A mídia e a dança do ventre no Brasil por Paula Leite Cassidori

Trabalho de realizado por Paula Cassidori para a conclusão do Módulo Fundamentos da Dança do Ventre do Curso de Formação e Capacitação em Dança do Ventre oferecido por FIDES Centro de Cultura Lazer e Saúde sob coordenação de Priscila Genaro


A mídia e a dança do ventre no Brasil


Introdução
A mídia tem uma grande força de fazer com que as pessoas tenham uma ideia ou um mesmo ponto de vista, em todas as suas formas de veiculação. A mídia ajudou como nunca a Dança do Ventre, fez com que ela se tornasse um desejo e a realização de muitas pessoas, seja no Brasil ou no mundo.

Neste texto, vamos visualizar o passo a passo do que aconteceu com a Dança do Ventre no Brasil de acordo com a mídia e mostrar o papel que ela teve para a difusão da dança e da cultura árabe.

Metodologia
O método utilizado para a realização deste trabalho foi o de pesquisa bibliográfica, que é a busca de uma problematização de um projeto de pesquisa a partir de referências publicadas, analisando e discutindo as contribuições culturais e cientificas. que constitui uma excelente técnica para fornecer ao pesquisador a bagagem teórica, de conhecimento, e o treinamento cientifico que habilitam a produção de trabalhos originais e pertinentes.

A mídia e a dança do ventre no Brasil

A popularização da  dança do ventre no Brasil é bem recente, de aproximadamente 60 anos, sem muitos registros no começo.
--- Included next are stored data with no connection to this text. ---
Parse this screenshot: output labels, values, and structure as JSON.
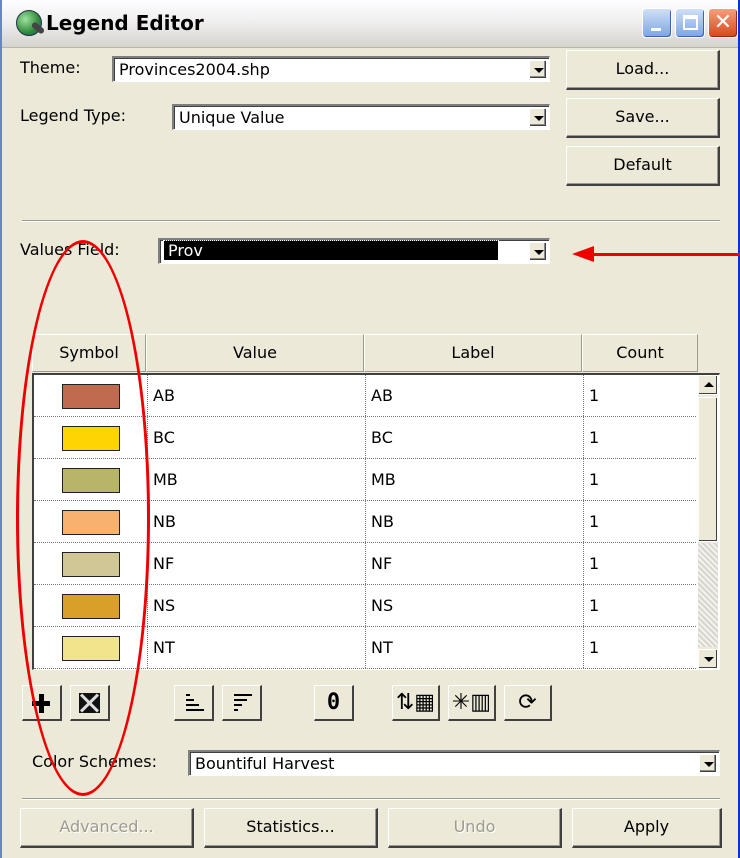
{
  "window": {
    "title": "Legend Editor"
  },
  "theme": {
    "label": "Theme:",
    "value": "Provinces2004.shp"
  },
  "legend_type": {
    "label": "Legend Type:",
    "value": "Unique Value"
  },
  "buttons": {
    "load": "Load...",
    "save": "Save...",
    "default": "Default"
  },
  "values_field": {
    "label": "Values Field:",
    "value": "Prov"
  },
  "table": {
    "headers": {
      "symbol": "Symbol",
      "value": "Value",
      "label": "Label",
      "count": "Count"
    },
    "rows": [
      {
        "color": "#c06a50",
        "value": "AB",
        "label": "AB",
        "count": "1"
      },
      {
        "color": "#ffd400",
        "value": "BC",
        "label": "BC",
        "count": "1"
      },
      {
        "color": "#b8b46a",
        "value": "MB",
        "label": "MB",
        "count": "1"
      },
      {
        "color": "#f8b270",
        "value": "NB",
        "label": "NB",
        "count": "1"
      },
      {
        "color": "#d0c696",
        "value": "NF",
        "label": "NF",
        "count": "1"
      },
      {
        "color": "#d8a028",
        "value": "NS",
        "label": "NS",
        "count": "1"
      },
      {
        "color": "#f0e48c",
        "value": "NT",
        "label": "NT",
        "count": "1"
      }
    ]
  },
  "toolbar": {
    "zero_label": "0"
  },
  "color_schemes": {
    "label": "Color Schemes:",
    "value": "Bountiful Harvest"
  },
  "bottom_buttons": {
    "advanced": "Advanced...",
    "statistics": "Statistics...",
    "undo": "Undo",
    "apply": "Apply"
  },
  "annotation_color": "#e00000"
}
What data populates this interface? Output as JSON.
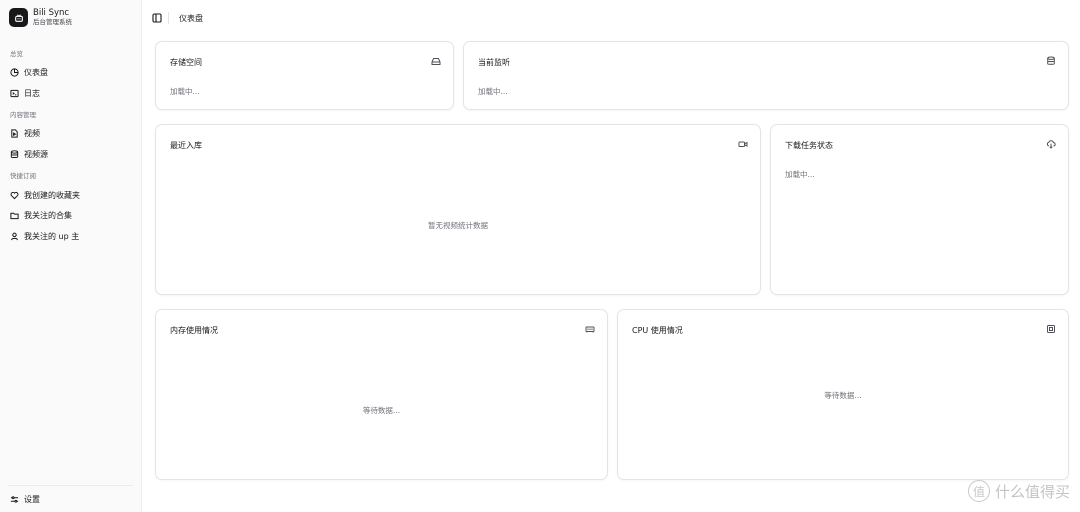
{
  "app": {
    "name": "Bili Sync",
    "subtitle": "后台管理系统"
  },
  "sidebar": {
    "sections": [
      {
        "label": "总览",
        "items": [
          {
            "label": "仪表盘",
            "icon": "dashboard-icon"
          },
          {
            "label": "日志",
            "icon": "terminal-icon"
          }
        ]
      },
      {
        "label": "内容管理",
        "items": [
          {
            "label": "视频",
            "icon": "file-video-icon"
          },
          {
            "label": "视频源",
            "icon": "database-icon"
          }
        ]
      },
      {
        "label": "快捷订阅",
        "items": [
          {
            "label": "我创建的收藏夹",
            "icon": "heart-icon"
          },
          {
            "label": "我关注的合集",
            "icon": "folder-icon"
          },
          {
            "label": "我关注的 up 主",
            "icon": "user-icon"
          }
        ]
      }
    ],
    "footer": {
      "label": "设置",
      "icon": "sliders-icon"
    }
  },
  "header": {
    "breadcrumb": "仪表盘"
  },
  "cards": {
    "storage": {
      "title": "存储空间",
      "status": "加载中...",
      "icon": "hard-drive-icon"
    },
    "monitor": {
      "title": "当前监听",
      "status": "加载中...",
      "icon": "database-icon"
    },
    "recent": {
      "title": "最近入库",
      "empty": "暂无视频统计数据",
      "icon": "video-icon"
    },
    "tasks": {
      "title": "下载任务状态",
      "status": "加载中...",
      "icon": "cloud-download-icon"
    },
    "memory": {
      "title": "内存使用情况",
      "empty": "等待数据...",
      "icon": "memory-stick-icon"
    },
    "cpu": {
      "title": "CPU 使用情况",
      "empty": "等待数据...",
      "icon": "cpu-icon"
    }
  },
  "watermark": {
    "text": "什么值得买",
    "logo_glyph": "值"
  }
}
A dança chegou com os imigrantes árabes que chegaram ao Brasil no final do século 19, vindos de várias regiões do oriente médio,  nos anos 50 e 60 imigrantes libaneses que fugiram da guerra civil, que chegaram para agregar seus costumes à cultural do Brasil.

A primeira reportagem de Dança do Ventre no Brasil foi sobre a bailaria Zuleika Pinho realizar a primeira apresentação da dança pública, em 1954, ela com apenas 14 anos, passou a se apresentar em programa de televisão, e restaurantes.
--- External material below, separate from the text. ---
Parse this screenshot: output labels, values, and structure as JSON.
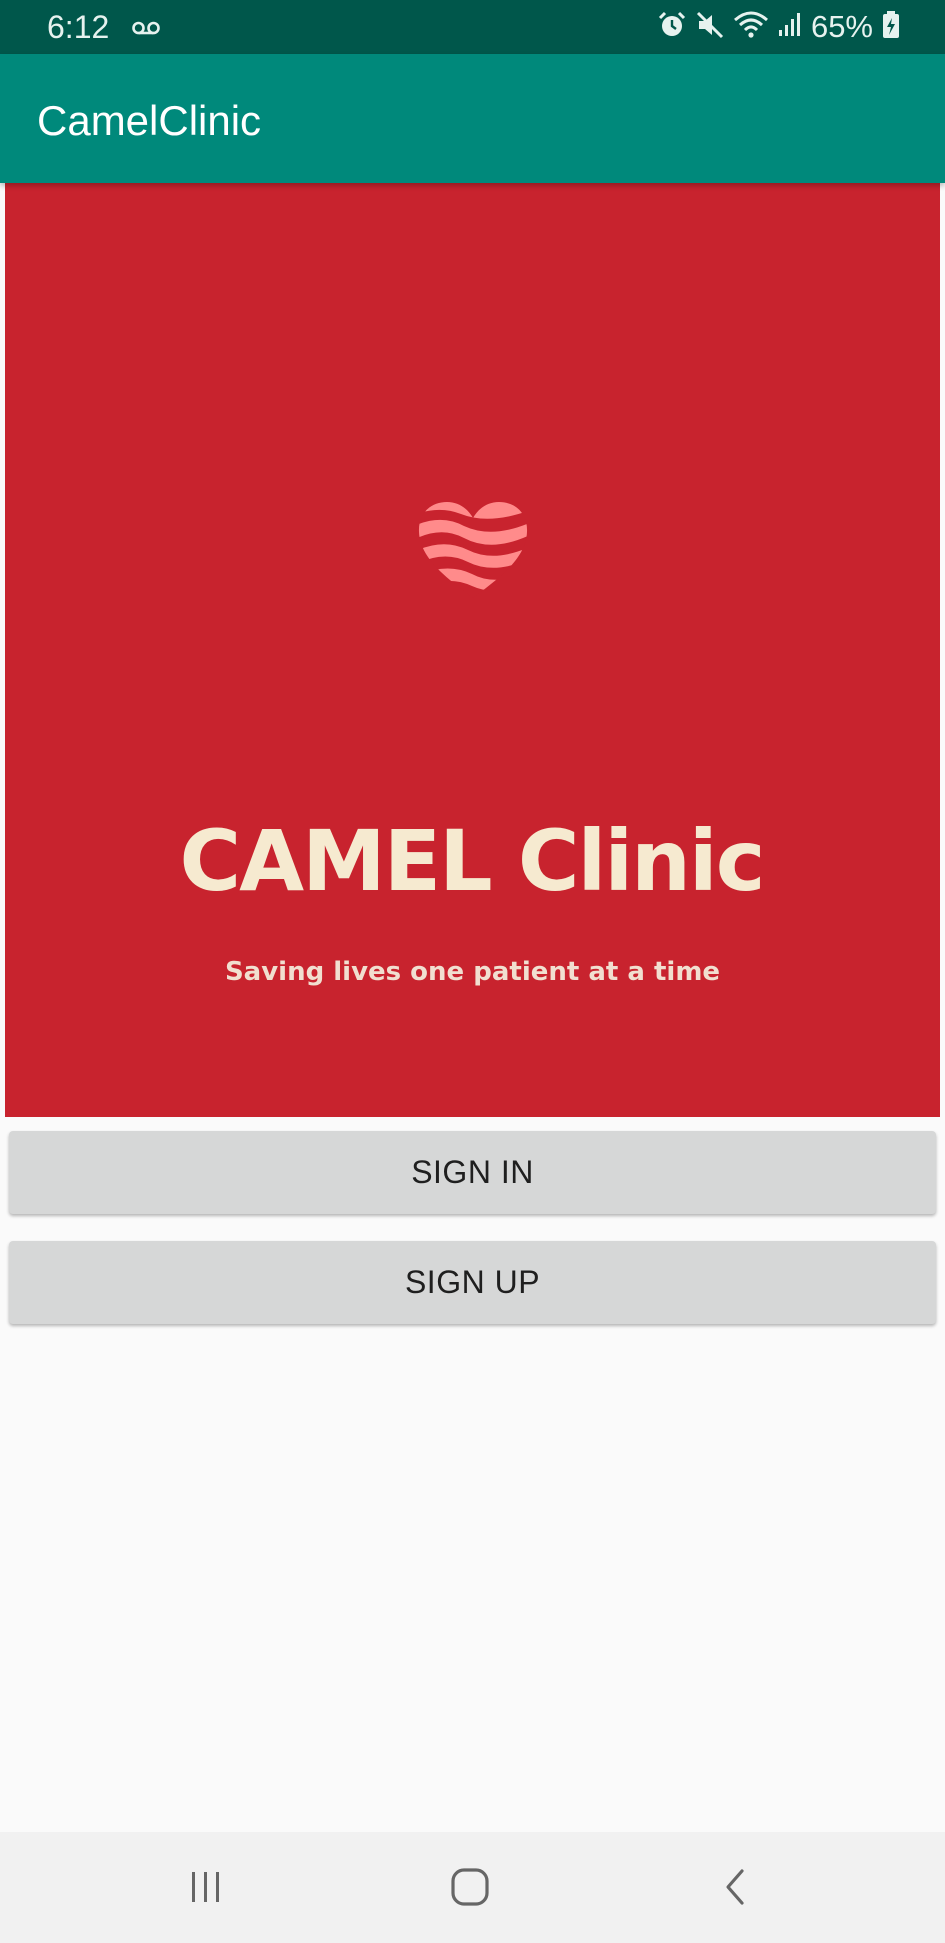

Zuleika Pinho, em uma das suas primeiras reportagens “Nunca havia visto uma autêntica dançarina árabe dançar, apenas tinha uma pequena ideia vendo filmes americanos que no fundo não eram fiéis a cultura árabe.

Lógico que foi uma dança sem a técnica da dança do ventre de hoje, mas mesmo assim foi um sucesso. "Continuei a ser chamada para shows do gênero e fui me adaptando! [...] Para mim foi ótimo pois queria ser solista e foi dessa forma com a dança do ventre que conquistei o que queria!” (Pinho, 2009)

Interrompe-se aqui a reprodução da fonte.